Appellee admits that in People v. Keller, 227 Mich. 520, a case existed where a father was charged with statutory rape of his 13-year-old daughter and a doctor testified that his examination indicated sexual intercourse had occurred, that this Court held that the trial court erred in refusing to permit defense counsel to elicit answers from the victim's sister that her sister had had previous sexual intercourse with other people; and that in People v. Russell, 241 Mich. 125, it was held that other acts of intercourse, or circumstances where intercourse could reasonably be inferred, were admissible in evidence to show that the physical condition of the prosecutrix could have been caused by someone else other than the defendant, but contends that these cases are not applicable because the question of privileged communication was not presented or decided therein. Counsel answers defendant in regard to People v. *137 Werner, 221 Mich. 123, by stating, "a physician testified in behalf of the people in corroboration of the prosecutrix's testimony that there was found a marital outlet. The essence of the ruling in that case was that specific acts of intercourse with others were permitted to be shown to rebut the corroborating circumstances of the doctor's testimony. However, the situation does not concern itself with a patient-physician privilege and it cannot be confused with that situation."

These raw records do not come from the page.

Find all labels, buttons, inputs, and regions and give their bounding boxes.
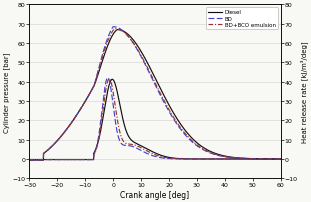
Diesel bbox=[28, 159, 31, 161]
BD bbox=[56, 139, 60, 141]
BD+BCO emulsion bbox=[28, 159, 31, 161]
BD+BCO emulsion bbox=[274, 158, 277, 160]
BD+BCO emulsion bbox=[247, 158, 250, 160]
Diesel bbox=[71, 120, 75, 122]
Diesel bbox=[247, 158, 250, 160]
Diesel bbox=[56, 139, 60, 141]
BD bbox=[274, 158, 277, 160]
Line: BD+BCO emulsion: BD+BCO emulsion bbox=[30, 29, 281, 160]
Y-axis label: Cylinder pressure [bar]: Cylinder pressure [bar] bbox=[3, 52, 10, 132]
X-axis label: Crank angle [deg]: Crank angle [deg] bbox=[120, 190, 190, 199]
BD bbox=[28, 159, 31, 161]
BD bbox=[247, 158, 250, 160]
BD+BCO emulsion bbox=[124, 34, 128, 36]
Line: BD: BD bbox=[30, 27, 281, 160]
BD bbox=[71, 120, 75, 122]
BD+BCO emulsion bbox=[56, 139, 60, 141]
Diesel bbox=[124, 32, 128, 35]
Y-axis label: Heat release rate [kJ/m³/deg]: Heat release rate [kJ/m³/deg] bbox=[300, 41, 308, 142]
BD+BCO emulsion bbox=[71, 120, 75, 122]
Diesel bbox=[279, 158, 282, 160]
BD bbox=[124, 33, 128, 36]
Diesel bbox=[274, 158, 277, 160]
BD bbox=[279, 158, 282, 160]
Diesel bbox=[135, 44, 139, 46]
BD bbox=[111, 26, 115, 29]
BD+BCO emulsion bbox=[279, 158, 282, 160]
BD+BCO emulsion bbox=[113, 28, 117, 31]
BD+BCO emulsion bbox=[135, 47, 139, 50]
BD bbox=[135, 48, 139, 51]
Line: Diesel: Diesel bbox=[30, 31, 281, 160]
Legend: Diesel, BD, BD+BCO emulsion: Diesel, BD, BD+BCO emulsion bbox=[206, 8, 278, 30]
Diesel bbox=[115, 29, 119, 32]
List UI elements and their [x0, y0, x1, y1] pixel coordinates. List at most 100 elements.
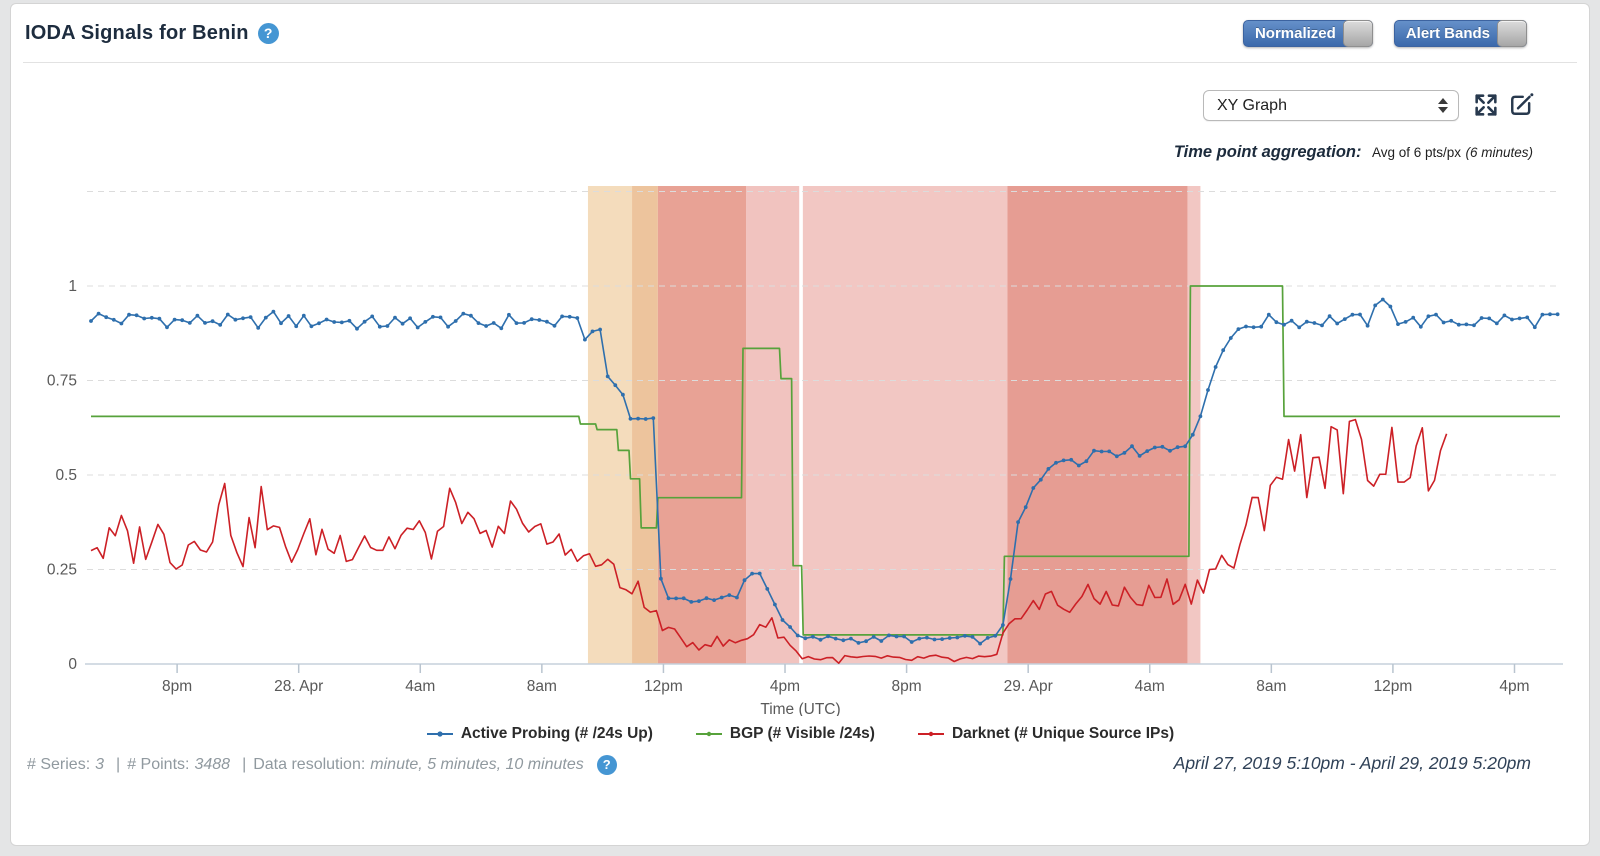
series-marker [879, 639, 884, 643]
series-marker [1373, 303, 1378, 308]
series-marker [598, 327, 602, 332]
title-help-icon[interactable]: ? [257, 23, 279, 44]
alert-bands-toggle[interactable]: Alert Bands [1393, 20, 1527, 47]
series-marker [256, 326, 261, 330]
series-marker [552, 323, 557, 328]
resolution-help-icon[interactable]: ? [596, 755, 617, 775]
edit-pencil-square-icon[interactable] [1507, 91, 1535, 119]
series-marker [1069, 457, 1074, 462]
series-marker [507, 312, 511, 317]
series-marker [225, 312, 230, 317]
series-marker [172, 317, 177, 322]
series-marker [803, 636, 808, 641]
series-marker [271, 309, 276, 314]
chart-stats: # Series: 3 | # Points: 3488 | Data reso… [27, 755, 617, 775]
series-marker [902, 634, 906, 639]
series-marker [165, 325, 169, 330]
series-marker [1403, 320, 1408, 324]
series-marker [719, 595, 724, 600]
legend-item-darknet[interactable]: Darknet (# Unique Source IPs) [917, 725, 1174, 743]
expand-fullscreen-icon[interactable] [1472, 91, 1500, 119]
series-marker [993, 633, 998, 638]
series-marker [613, 383, 618, 388]
series-marker [818, 637, 823, 642]
x-axis-title: Time (UTC) [760, 701, 840, 716]
series-marker [180, 318, 185, 323]
series-marker [431, 314, 435, 319]
series-marker [674, 596, 678, 601]
series-marker [1479, 316, 1484, 320]
series-marker [149, 315, 154, 320]
series-marker [1555, 312, 1560, 317]
series-marker [742, 578, 747, 583]
series-marker [127, 312, 131, 317]
legend-label: Darknet (# Unique Source IPs) [951, 725, 1175, 742]
normalized-toggle[interactable]: Normalized [1242, 20, 1373, 47]
series-marker [203, 321, 207, 325]
series-marker [666, 596, 671, 601]
series-marker [233, 317, 238, 322]
series-marker [119, 321, 124, 326]
ioda-signals-card: IODA Signals for Benin ? Normalized Aler… [10, 3, 1590, 846]
xy-graph-plot[interactable]: 8pm 28. Apr 4am 8am 12pm 4pm 8pm 29. Apr 4am 8am 1… [11, 4, 1590, 716]
points-count-label: # Points: [127, 756, 190, 773]
series-marker [1327, 314, 1332, 319]
series-marker [104, 315, 109, 320]
series-marker [1411, 315, 1416, 320]
series-marker [1510, 317, 1514, 322]
resolution-label: Data resolution: [253, 756, 366, 773]
series-marker [461, 311, 466, 316]
series-marker [385, 324, 390, 328]
time-point-aggregation: Time point aggregation: Avg of 6 pts/px … [1174, 143, 1533, 162]
series-marker [362, 319, 367, 324]
y-tick-label: 0.75 [47, 373, 77, 390]
series-marker [947, 636, 952, 640]
series-marker [263, 315, 268, 320]
series-marker [628, 416, 633, 421]
series-marker [757, 571, 762, 576]
series-marker [1380, 297, 1385, 302]
legend-item-active-probing[interactable]: Active Probing (# /24s Up) [426, 725, 653, 743]
chart-legend: Active Probing (# /24s Up) BGP (# Visibl… [11, 725, 1589, 743]
series-marker [469, 313, 473, 318]
series-marker [377, 324, 382, 329]
series-marker [1099, 449, 1104, 454]
series-marker [446, 324, 450, 329]
graph-type-select[interactable]: XY Graph [1203, 90, 1459, 121]
series-marker [780, 618, 785, 622]
series-marker [1183, 444, 1188, 449]
series-marker [248, 315, 253, 319]
series-marker [970, 635, 975, 639]
series-marker [309, 324, 314, 329]
y-tick-label: 0.5 [55, 467, 77, 484]
series-marker [704, 596, 709, 601]
series-marker [1001, 623, 1005, 627]
series-marker [218, 323, 223, 327]
alert-bands-toggle-label: Alert Bands [1405, 25, 1490, 42]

Appellee does not dispute that the privilege belongs to the patient and not the doctor and that it must be timely asserted, but claims: "In the instant case, the claim of privilege was timely asserted by the patient, Jeanne, * * * after consultation between her mother and assistant prosecuting attorney Arthur R. Koscinski."

In holding that reversible error was committed in denying defendant the right to introduce Dr. Prisbie's testimony, we want to make it clear that upon retrial in this case, and in all cases in the future when under similar circumstances the people offer similar proof, it will constitute an admission by counsel for the people to the court that neither the prosecutrix or the people will object to rebuttal proof on the grounds of qualified privilege.

Question 3: "Did not the trial court err in refusing to compel the State to indorse as a res gestae witness one * * * [a certain girl friend of Jeanne's]?"[5]

Jeanne testified that her girl friend was present the first time she had relations with defendant. It is not necessary to review the argument presented by appellant and appellee as to whether error was committed by not indorsing the girl friend at the *138 trial. Sufficient to say, she should be indorsed on retrial.

Reversed and remanded for new trial.

KAVANAGH, C.J., and DETHMERS, SOURIS, SMITH, O'HARA, and ADAMS, JJ., concurred with KELLY, J.

BLACK, J., concurred in result.

NOTES

[1] The surname is purposely deleted to save identity.

[2] See CLS 1961, § 750.520 (Stat Ann 1954 Rev § 28.788). — REPORTER.

[3] See CLS 1961, § 600.2157 (Stat Ann 1962 Rev § 27A.2157). — REPORTER.

[4] Lincoln v. City of Detroit, 101 Mich. 245; 8 Wigmore on Evidence (McNaughton Rev), § 2386, p 851.

[5] Name eliminated to save identity.